Background: The growth of the world population and the need to increase food production led to the widespread use of food additives. One of such additives is carrageenan. Potentially negative health effects of carrageenans prompt us to question safety of their widespread use.
Aims and Objectives: In this study, we defined the effect of carrageenan (E407) consumption on the main markers of endogenous intoxication in rats.
Materials and Methods: Experimental studies were conducted on 72 non-linear, female, white rats weighing 150-180 g. The experimental animals had free access to 0.5% carrageenan solution in drinking water. Control group of animals received pure water. Syndrome of endogenous intoxication was evaluated using measurements of low, medium, and high molecular weight substances in blood plasma, red blood cell suspension, and urine.

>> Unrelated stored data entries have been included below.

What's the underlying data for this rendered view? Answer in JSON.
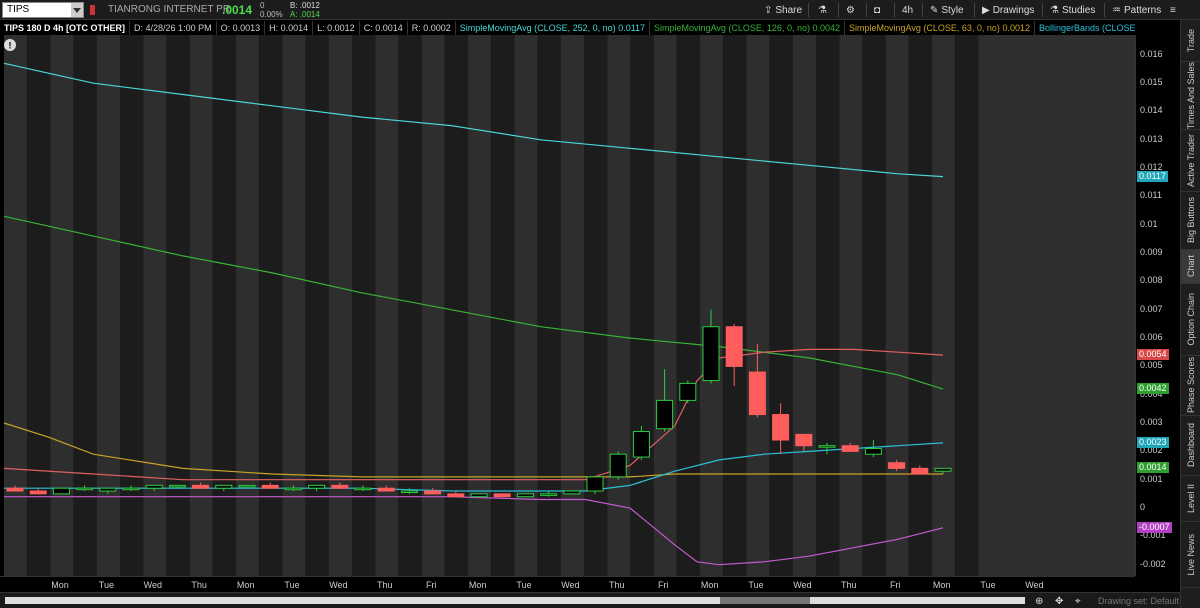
{
  "toolbar": {
    "symbol": "TIPS",
    "company": "TIANRONG INTERNET PR",
    "last": ".0014",
    "change": "0",
    "change_pct": "0.00%",
    "bid": "B: .0012",
    "ask": "A: .0014",
    "buttons": {
      "share": "Share",
      "timeframe": "4h",
      "style": "Style",
      "drawings": "Drawings",
      "studies": "Studies",
      "patterns": "Patterns"
    }
  },
  "infobar": {
    "title": "TIPS 180 D 4h [OTC OTHER]",
    "date": "D: 4/28/26 1:00 PM",
    "open": "O: 0.0013",
    "high": "H: 0.0014",
    "low": "L: 0.0012",
    "close": "C: 0.0014",
    "range": "R: 0.0002",
    "study1": "SimpleMovingAvg (CLOSE, 252, 0, no)",
    "study1_val": "0.0117",
    "study2": "SimpleMovingAvg (CLOSE, 126, 0, no)",
    "study2_val": "0.0042",
    "study3": "SimpleMovingAvg (CLOSE, 63, 0, no)",
    "study3_val": "0.0012",
    "study4": "BollingerBands (CLOSE, 0, 20,..."
  },
  "colors": {
    "sma252": "#4ad6d6",
    "sma126": "#36b336",
    "sma63": "#c9a227",
    "bb_upper": "#e06060",
    "bb_mid": "#2bc0d8",
    "bb_lower": "#c65ad0",
    "up": "#2ecc40",
    "down": "#ff5c5c"
  },
  "yaxis": {
    "ticks": [
      "0.016",
      "0.015",
      "0.014",
      "0.013",
      "0.012",
      "0.011",
      "0.01",
      "0.009",
      "0.008",
      "0.007",
      "0.006",
      "0.005",
      "0.004",
      "0.003",
      "0.002",
      "0.001",
      "0",
      "-0.001",
      "-0.002"
    ],
    "badges": [
      {
        "label": "0.0117",
        "value": 0.0117,
        "color": "#1fa6b8"
      },
      {
        "label": "0.0054",
        "value": 0.0054,
        "color": "#d94848"
      },
      {
        "label": "0.0042",
        "value": 0.0042,
        "color": "#2e9e2e"
      },
      {
        "label": "0.0023",
        "value": 0.0023,
        "color": "#1fa6b8"
      },
      {
        "label": "0.0014",
        "value": 0.0014,
        "color": "#2e9e2e"
      },
      {
        "label": "-0.0007",
        "value": -0.0007,
        "color": "#b33fc4"
      }
    ]
  },
  "xaxis": {
    "labels": [
      "Mon",
      "Tue",
      "Wed",
      "Thu",
      "Mon",
      "Tue",
      "Wed",
      "Thu",
      "Fri",
      "Mon",
      "Tue",
      "Wed",
      "Thu",
      "Fri",
      "Mon",
      "Tue",
      "Wed",
      "Thu",
      "Fri",
      "Mon",
      "Tue",
      "Wed"
    ]
  },
  "chart_data": {
    "type": "candlestick",
    "ylim": [
      -0.0024,
      0.0167
    ],
    "candles": [
      {
        "o": 0.0007,
        "h": 0.0008,
        "l": 0.0006,
        "c": 0.0006
      },
      {
        "o": 0.0006,
        "h": 0.0007,
        "l": 0.0005,
        "c": 0.0005
      },
      {
        "o": 0.0005,
        "h": 0.0007,
        "l": 0.0005,
        "c": 0.0007
      },
      {
        "o": 0.0007,
        "h": 0.0008,
        "l": 0.0006,
        "c": 0.0007
      },
      {
        "o": 0.0006,
        "h": 0.0007,
        "l": 0.0005,
        "c": 0.0007
      },
      {
        "o": 0.0007,
        "h": 0.0008,
        "l": 0.0006,
        "c": 0.0007
      },
      {
        "o": 0.0007,
        "h": 0.0008,
        "l": 0.0006,
        "c": 0.0008
      },
      {
        "o": 0.0008,
        "h": 0.0008,
        "l": 0.0007,
        "c": 0.0008
      },
      {
        "o": 0.0008,
        "h": 0.0009,
        "l": 0.0007,
        "c": 0.0007
      },
      {
        "o": 0.0007,
        "h": 0.0008,
        "l": 0.0006,
        "c": 0.0008
      },
      {
        "o": 0.0008,
        "h": 0.0008,
        "l": 0.0007,
        "c": 0.0008
      },
      {
        "o": 0.0008,
        "h": 0.0009,
        "l": 0.0007,
        "c": 0.0007
      },
      {
        "o": 0.0007,
        "h": 0.0008,
        "l": 0.0006,
        "c": 0.0007
      },
      {
        "o": 0.0007,
        "h": 0.0008,
        "l": 0.0006,
        "c": 0.0008
      },
      {
        "o": 0.0008,
        "h": 0.0009,
        "l": 0.0007,
        "c": 0.0007
      },
      {
        "o": 0.0007,
        "h": 0.0008,
        "l": 0.0006,
        "c": 0.0007
      },
      {
        "o": 0.0007,
        "h": 0.0008,
        "l": 0.0006,
        "c": 0.0006
      },
      {
        "o": 0.0006,
        "h": 0.0007,
        "l": 0.0005,
        "c": 0.0006
      },
      {
        "o": 0.0006,
        "h": 0.0007,
        "l": 0.0005,
        "c": 0.0005
      },
      {
        "o": 0.0005,
        "h": 0.0006,
        "l": 0.0004,
        "c": 0.0004
      },
      {
        "o": 0.0004,
        "h": 0.0005,
        "l": 0.0004,
        "c": 0.0005
      },
      {
        "o": 0.0005,
        "h": 0.0005,
        "l": 0.0004,
        "c": 0.0004
      },
      {
        "o": 0.0004,
        "h": 0.0005,
        "l": 0.0004,
        "c": 0.0005
      },
      {
        "o": 0.0005,
        "h": 0.0006,
        "l": 0.0004,
        "c": 0.0005
      },
      {
        "o": 0.0005,
        "h": 0.0006,
        "l": 0.0005,
        "c": 0.0006
      },
      {
        "o": 0.0006,
        "h": 0.0011,
        "l": 0.0005,
        "c": 0.0011
      },
      {
        "o": 0.0011,
        "h": 0.002,
        "l": 0.001,
        "c": 0.0019
      },
      {
        "o": 0.0018,
        "h": 0.0029,
        "l": 0.0017,
        "c": 0.0027
      },
      {
        "o": 0.0028,
        "h": 0.0049,
        "l": 0.0027,
        "c": 0.0038
      },
      {
        "o": 0.0038,
        "h": 0.0045,
        "l": 0.0037,
        "c": 0.0044
      },
      {
        "o": 0.0045,
        "h": 0.007,
        "l": 0.0044,
        "c": 0.0064
      },
      {
        "o": 0.0064,
        "h": 0.0065,
        "l": 0.0043,
        "c": 0.005
      },
      {
        "o": 0.0048,
        "h": 0.0058,
        "l": 0.0032,
        "c": 0.0033
      },
      {
        "o": 0.0033,
        "h": 0.0037,
        "l": 0.0019,
        "c": 0.0024
      },
      {
        "o": 0.0026,
        "h": 0.0026,
        "l": 0.002,
        "c": 0.0022
      },
      {
        "o": 0.0022,
        "h": 0.0023,
        "l": 0.0019,
        "c": 0.0022
      },
      {
        "o": 0.0022,
        "h": 0.0023,
        "l": 0.002,
        "c": 0.002
      },
      {
        "o": 0.0019,
        "h": 0.0024,
        "l": 0.0018,
        "c": 0.0021
      },
      {
        "o": 0.0016,
        "h": 0.0017,
        "l": 0.0013,
        "c": 0.0014
      },
      {
        "o": 0.0014,
        "h": 0.0015,
        "l": 0.0012,
        "c": 0.0012
      },
      {
        "o": 0.0013,
        "h": 0.0014,
        "l": 0.0012,
        "c": 0.0014
      }
    ],
    "sma252": {
      "x": [
        0,
        20,
        40,
        60,
        80,
        100,
        120,
        140,
        160,
        180,
        200,
        210
      ],
      "y": [
        0.0157,
        0.015,
        0.0146,
        0.0142,
        0.0138,
        0.0135,
        0.013,
        0.0127,
        0.0124,
        0.0121,
        0.0118,
        0.0117
      ]
    },
    "sma126": {
      "x": [
        0,
        20,
        40,
        60,
        80,
        100,
        120,
        140,
        160,
        180,
        200,
        210
      ],
      "y": [
        0.0103,
        0.0096,
        0.0089,
        0.0083,
        0.0076,
        0.007,
        0.0064,
        0.006,
        0.0057,
        0.0053,
        0.0047,
        0.0042
      ]
    },
    "sma63": {
      "x": [
        0,
        10,
        20,
        40,
        60,
        80,
        100,
        120,
        130,
        140,
        150,
        160,
        180,
        210
      ],
      "y": [
        0.003,
        0.0025,
        0.0019,
        0.0014,
        0.0012,
        0.0011,
        0.0011,
        0.0011,
        0.0011,
        0.0011,
        0.0012,
        0.0012,
        0.0012,
        0.0012
      ]
    },
    "bb_upper": {
      "x": [
        0,
        20,
        40,
        60,
        80,
        100,
        120,
        130,
        140,
        150,
        155,
        160,
        170,
        180,
        190,
        200,
        210
      ],
      "y": [
        0.0014,
        0.0012,
        0.001,
        0.001,
        0.001,
        0.001,
        0.001,
        0.001,
        0.0015,
        0.0029,
        0.0045,
        0.0053,
        0.0055,
        0.0056,
        0.0056,
        0.0055,
        0.0054
      ]
    },
    "bb_mid": {
      "x": [
        0,
        20,
        40,
        60,
        80,
        100,
        120,
        130,
        140,
        150,
        160,
        170,
        180,
        190,
        200,
        210
      ],
      "y": [
        0.0007,
        0.0007,
        0.0007,
        0.0007,
        0.0007,
        0.0006,
        0.0006,
        0.0006,
        0.0008,
        0.0013,
        0.0017,
        0.0019,
        0.002,
        0.0021,
        0.0022,
        0.0023
      ],
      "stroke_hint": "cyan"
    },
    "bb_lower": {
      "x": [
        0,
        20,
        40,
        60,
        80,
        100,
        120,
        130,
        140,
        150,
        155,
        160,
        170,
        180,
        190,
        200,
        210
      ],
      "y": [
        0.0004,
        0.0004,
        0.0004,
        0.0004,
        0.0004,
        0.0004,
        0.0003,
        0.0003,
        0.0,
        -0.0013,
        -0.0019,
        -0.002,
        -0.0019,
        -0.0017,
        -0.0014,
        -0.0011,
        -0.0007
      ]
    }
  },
  "sidebar": {
    "tabs": [
      "Trade",
      "Times And Sales",
      "Active Trader",
      "Big Buttons",
      "Chart",
      "Option Chain",
      "Phase Scores",
      "Dashboard",
      "Level II",
      "Live News"
    ]
  },
  "bottombar": {
    "drawing_set": "Drawing set: Default"
  }
}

Results: Our results indicate shift of the markers of intoxication syndrome toward mainly catabolic substances. The results obtained after 1 week of the experiment correspond with phase of partial compensation, characterized by increased concentrations of low and middle molecular weight substances in red blood cells and plasma. After 2 weeks and up to 1 month of the experiment, the predominantly catabolic markers of endogenous intoxication continue to increase in erythrocytes and plasma, indicating a shift to the phase of partial decompensation to systems and organs of detoxification.
Conclusion: The consumption of carrageenan with drinking water in concentration of 0.5% was associated with the development of excessive levels of low and middle molecular weight substances with reduced ability of kidneys to excrete toxic products.